Our sketch completed, we now turn aside from Abbey 'Forrit,' to visit the large red sandstone mansion, paradoxically dubbed 'Whitehall.' It is recorded that Richard Prince, its builder, commenced the erection of his house in the year of grace 1578, but that it was not completed until 1582, 'soe was it iiij yeares in buyldinge, to hys greate chardge, with fame to hym and hys posteritie for ever.' Prince's 'fame' in the matter is somewhat discounted, however, by the fact that he built his dwelling with stones torn from the fabric of the ancient Abbey, then but lately disestablished; and, in order to disguise them, caused the walls to be whitewashed, which gave rise to its name of Whitehall.
The building is a very fine specimen of an Elizabethan mansion, with mullioned windows, high-peaked gables, and the tall, detached chimney-stacks one knows so well. The gatehouse and dovecot are interesting features, and the lawn at the rear of the mansion is overshadowed by a magnificent walnut tree, as old, we should suppose, as Whitehall itself.

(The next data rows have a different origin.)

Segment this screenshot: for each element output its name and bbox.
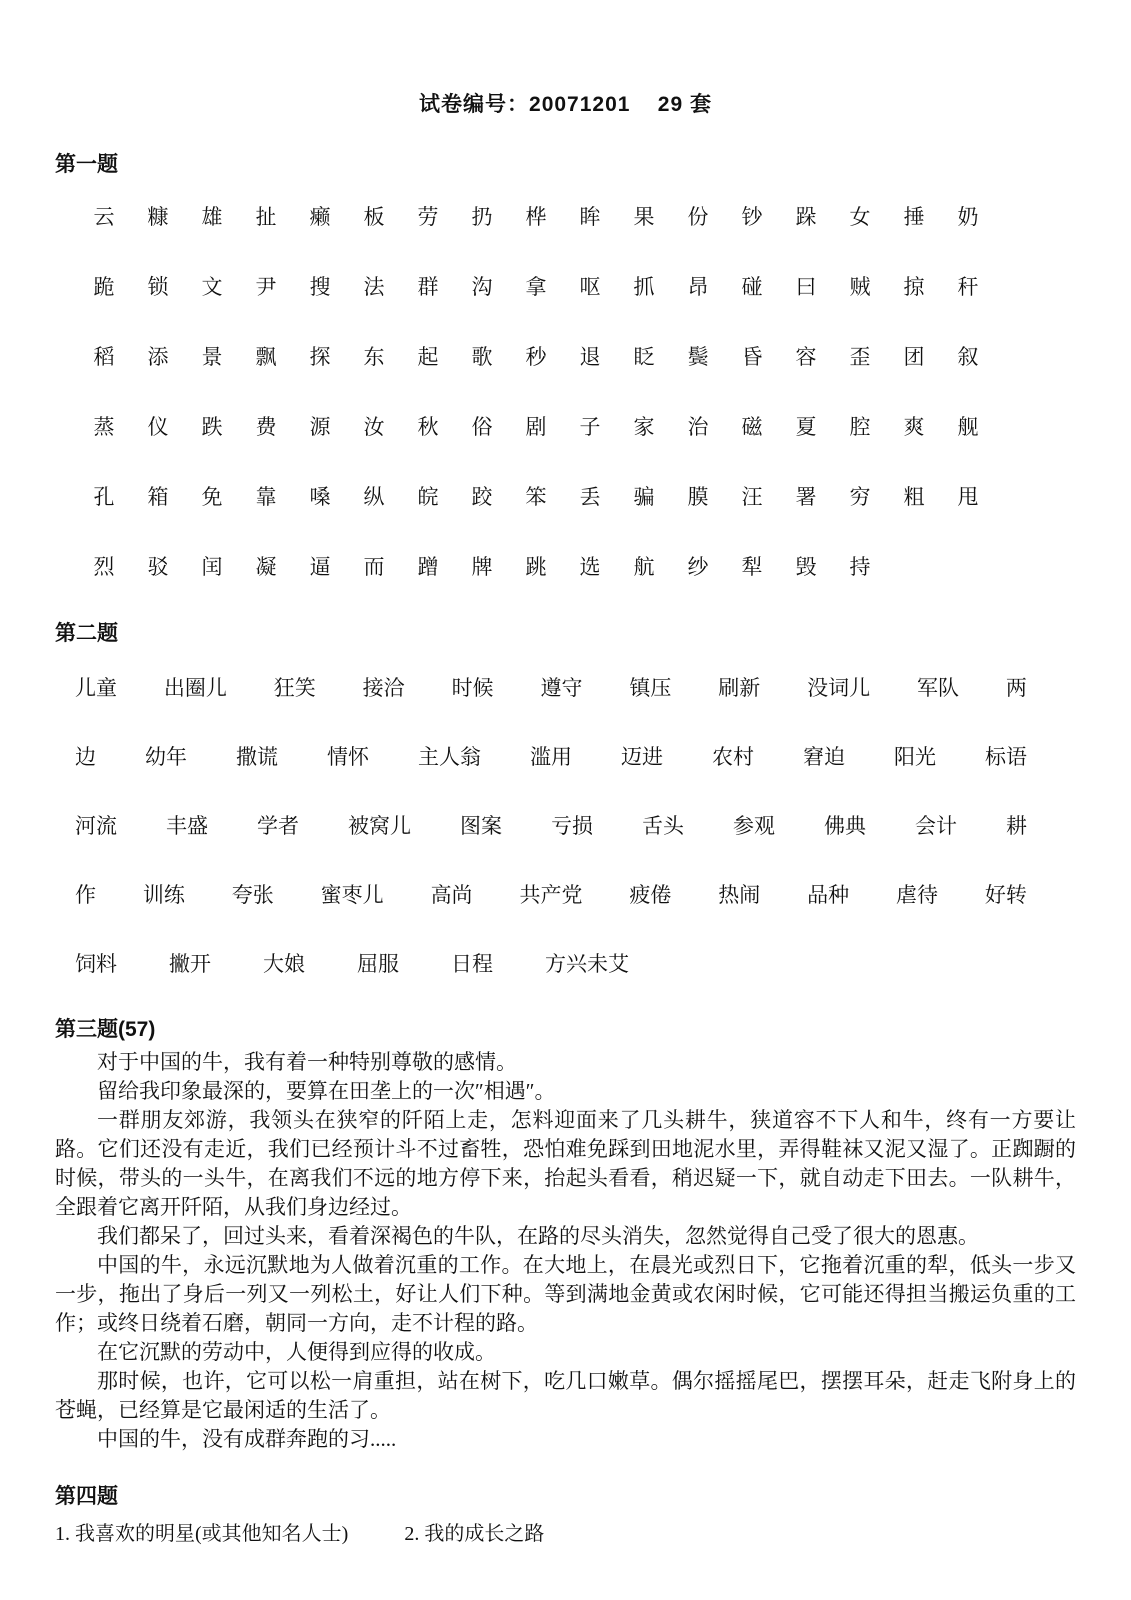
word-cell: 时候: [452, 672, 494, 702]
word-cell: 遵守: [540, 672, 582, 702]
character-cell: 孔: [77, 481, 131, 511]
grid-row: 饲料撇开大娘屈服日程方兴未艾: [75, 948, 1027, 978]
word-cell: 好转: [985, 879, 1027, 909]
word-cell: 主人翁: [418, 741, 481, 771]
word-cell: 耕: [1006, 810, 1027, 840]
character-cell: 扔: [455, 201, 509, 231]
character-cell: 凝: [239, 551, 293, 581]
character-cell: 跌: [185, 411, 239, 441]
character-cell: 粗: [887, 481, 941, 511]
character-cell: 箱: [131, 481, 185, 511]
character-cell: 跳: [509, 551, 563, 581]
section-4: 第四题 1. 我喜欢的明星(或其他知名人士) 2. 我的成长之路: [55, 1484, 1076, 1546]
word-cell: 儿童: [75, 672, 117, 702]
character-cell: 扯: [239, 201, 293, 231]
word-cell: 参观: [733, 810, 775, 840]
character-cell: 驳: [131, 551, 185, 581]
page-title: 试卷编号：20071201 29 套: [55, 88, 1076, 118]
word-cell: 滥用: [530, 741, 572, 771]
word-cell: 屈服: [357, 948, 399, 978]
character-cell: 昂: [671, 271, 725, 301]
grid-row: 云糠雄扯癞板劳扔桦眸果份钞跺女捶奶: [77, 201, 1076, 231]
passage-paragraph: 那时候，也许，它可以松一肩重担，站在树下，吃几口嫩草。偶尔摇摇尾巴，摆摆耳朵，赶…: [55, 1367, 1076, 1425]
word-cell: 会计: [915, 810, 957, 840]
word-cell: 舌头: [642, 810, 684, 840]
character-cell: 眸: [563, 201, 617, 231]
character-cell: 眨: [617, 341, 671, 371]
character-cell: 毁: [779, 551, 833, 581]
exam-paper-page: 试卷编号：20071201 29 套 第一题 云糠雄扯癞板劳扔桦眸果份钞跺女捶奶…: [55, 88, 1076, 1546]
character-cell: 蒸: [77, 411, 131, 441]
character-cell: 份: [671, 201, 725, 231]
character-cell: 钞: [725, 201, 779, 231]
word-cell: 品种: [807, 879, 849, 909]
character-cell: 文: [185, 271, 239, 301]
character-cell: 昏: [725, 341, 779, 371]
character-cell: 沟: [455, 271, 509, 301]
word-cell: 疲倦: [629, 879, 671, 909]
word-cell: 佛典: [824, 810, 866, 840]
word-cell: 情怀: [327, 741, 369, 771]
word-cell: 饲料: [75, 948, 117, 978]
character-cell: 秆: [941, 271, 995, 301]
passage-paragraph: 在它沉默的劳动中，人便得到应得的收成。: [55, 1338, 1076, 1367]
character-cell: 劳: [401, 201, 455, 231]
character-cell: 源: [293, 411, 347, 441]
passage-paragraph: 留给我印象最深的，要算在田垄上的一次″相遇″。: [55, 1077, 1076, 1106]
section-3: 第三题(57) 对于中国的牛，我有着一种特别尊敬的感情。留给我印象最深的，要算在…: [55, 1017, 1076, 1454]
word-cell: 热闹: [718, 879, 760, 909]
character-cell: 雄: [185, 201, 239, 231]
word-cell: 被窝儿: [348, 810, 411, 840]
word-cell: 共产党: [519, 879, 582, 909]
character-cell: 退: [563, 341, 617, 371]
passage-paragraph: 中国的牛，永远沉默地为人做着沉重的工作。在大地上，在晨光或烈日下，它拖着沉重的犁…: [55, 1251, 1076, 1338]
character-cell: 爽: [887, 411, 941, 441]
character-cell: 曰: [779, 271, 833, 301]
character-cell: 跺: [779, 201, 833, 231]
character-cell: 拿: [509, 271, 563, 301]
character-cell: 抓: [617, 271, 671, 301]
character-cell: 桦: [509, 201, 563, 231]
character-cell: 丢: [563, 481, 617, 511]
character-cell: 犁: [725, 551, 779, 581]
character-cell: 治: [671, 411, 725, 441]
word-cell: 狂笑: [274, 672, 316, 702]
grid-row: 跪锁文尹搜法群沟拿呕抓昂碰曰贼掠秆: [77, 271, 1076, 301]
word-cell: 没词儿: [807, 672, 870, 702]
character-cell: 稻: [77, 341, 131, 371]
essay-topic-1: 1. 我喜欢的明星(或其他知名人士): [55, 1517, 348, 1546]
word-cell: 蜜枣儿: [321, 879, 384, 909]
word-cell: 亏损: [551, 810, 593, 840]
character-cell: 皖: [401, 481, 455, 511]
reading-passage: 对于中国的牛，我有着一种特别尊敬的感情。留给我印象最深的，要算在田垄上的一次″相…: [55, 1048, 1076, 1454]
grid-row: 儿童出圈儿狂笑接洽时候遵守镇压刷新没词儿军队两: [75, 672, 1027, 702]
character-cell: 穷: [833, 481, 887, 511]
character-cell: 板: [347, 201, 401, 231]
character-cell: 笨: [509, 481, 563, 511]
word-cell: 训练: [143, 879, 185, 909]
section3-heading: 第三题(57): [55, 1017, 1076, 1042]
character-cell: 跪: [77, 271, 131, 301]
character-cell: 腔: [833, 411, 887, 441]
character-cell: 磁: [725, 411, 779, 441]
word-cell: 边: [75, 741, 96, 771]
character-cell: 贼: [833, 271, 887, 301]
character-cell: 牌: [455, 551, 509, 581]
character-cell: 锁: [131, 271, 185, 301]
character-cell: 秋: [401, 411, 455, 441]
character-cell: 免: [185, 481, 239, 511]
word-cell: 丰盛: [166, 810, 208, 840]
character-cell: 膜: [671, 481, 725, 511]
character-cell: 呕: [563, 271, 617, 301]
word-cell: 军队: [917, 672, 959, 702]
character-cell: 团: [887, 341, 941, 371]
word-cell: 日程: [451, 948, 493, 978]
character-cell: 夏: [779, 411, 833, 441]
character-cell: 掠: [887, 271, 941, 301]
section2-word-grid: 儿童出圈儿狂笑接洽时候遵守镇压刷新没词儿军队两边幼年撒谎情怀主人翁滥用迈进农村窘…: [75, 672, 1027, 978]
character-cell: 选: [563, 551, 617, 581]
character-cell: 子: [563, 411, 617, 441]
essay-topics: 1. 我喜欢的明星(或其他知名人士) 2. 我的成长之路: [55, 1517, 1076, 1546]
grid-row: 孔箱免靠嗓纵皖跤笨丢骗膜汪署穷粗甩: [77, 481, 1076, 511]
passage-paragraph: 中国的牛，没有成群奔跑的习.....: [55, 1425, 1076, 1454]
character-cell: 癞: [293, 201, 347, 231]
character-cell: 容: [779, 341, 833, 371]
character-cell: 甩: [941, 481, 995, 511]
section1-character-grid: 云糠雄扯癞板劳扔桦眸果份钞跺女捶奶跪锁文尹搜法群沟拿呕抓昂碰曰贼掠秆稻添景飘探东…: [55, 201, 1076, 581]
character-cell: 航: [617, 551, 671, 581]
word-cell: 作: [75, 879, 96, 909]
character-cell: 探: [293, 341, 347, 371]
word-cell: 窘迫: [803, 741, 845, 771]
character-cell: 持: [833, 551, 887, 581]
character-cell: 捶: [887, 201, 941, 231]
word-cell: 方兴未艾: [545, 948, 629, 978]
character-cell: 跤: [455, 481, 509, 511]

We now push on to St. Giles's Church, turning aside to climb to the summit of Lord Hill's Column, and enjoy the wide and varied prospect over hill and dale, town and river, that its balcony affords.
St. Giles's is considered to be one of the oldest churches in Shrewsbury; yet, owing to repeated restoration—'a name that,' as has been well said, 'covers more sins than charity itself,'—a casual observer might easily mistake it for a brand-new edifice. The church owes its foundation, we believe, to King Henry I., who established here a hospital or asylum for lepers, of whom St. Giles was regarded as the special patron. A Norman doorway admits us to the interior, which, though rigorously swept and garnished, still retains one or two of its original windows filled with scraps of ancient stained glass, and a richly moulded archway of rather later date.
Out in the churchyard stands a curious octagonal stone, with a good-sized square recess, several inches deep, in its upper side. It is known as the Pest Basin, and dates from the days when the plague was raging in Shrewsbury, during the seventeenth century. The custom was for the townsfolk to cast their money into the water in this basin, whence it was taken out by the country people in payment for the 'loaves and fishes' they supplied, thus avoiding in some sort the risk of actual contagion.
One of the tombstones here is inscribed with the following laconic legend:
'Here Charles Rathbon hee doth lie
And by misfortun hee did dye
On the 17th of July—1751.'
Through the quiet of the gloaming we now wend our way townwards again, the roofs and steeples of old Shrewsbury showing darkly silhouetted against the golden west as we cross the English Bridge. Thereafter, over a pipe in the chimney-nook of our hostelry, we fall to 'babbling o' green fields' and poring over Ordnance maps, intending on the morrow's morn to quit these scenes of our 'daily walks and ancient neighbourhood,' and fare forth into the open country.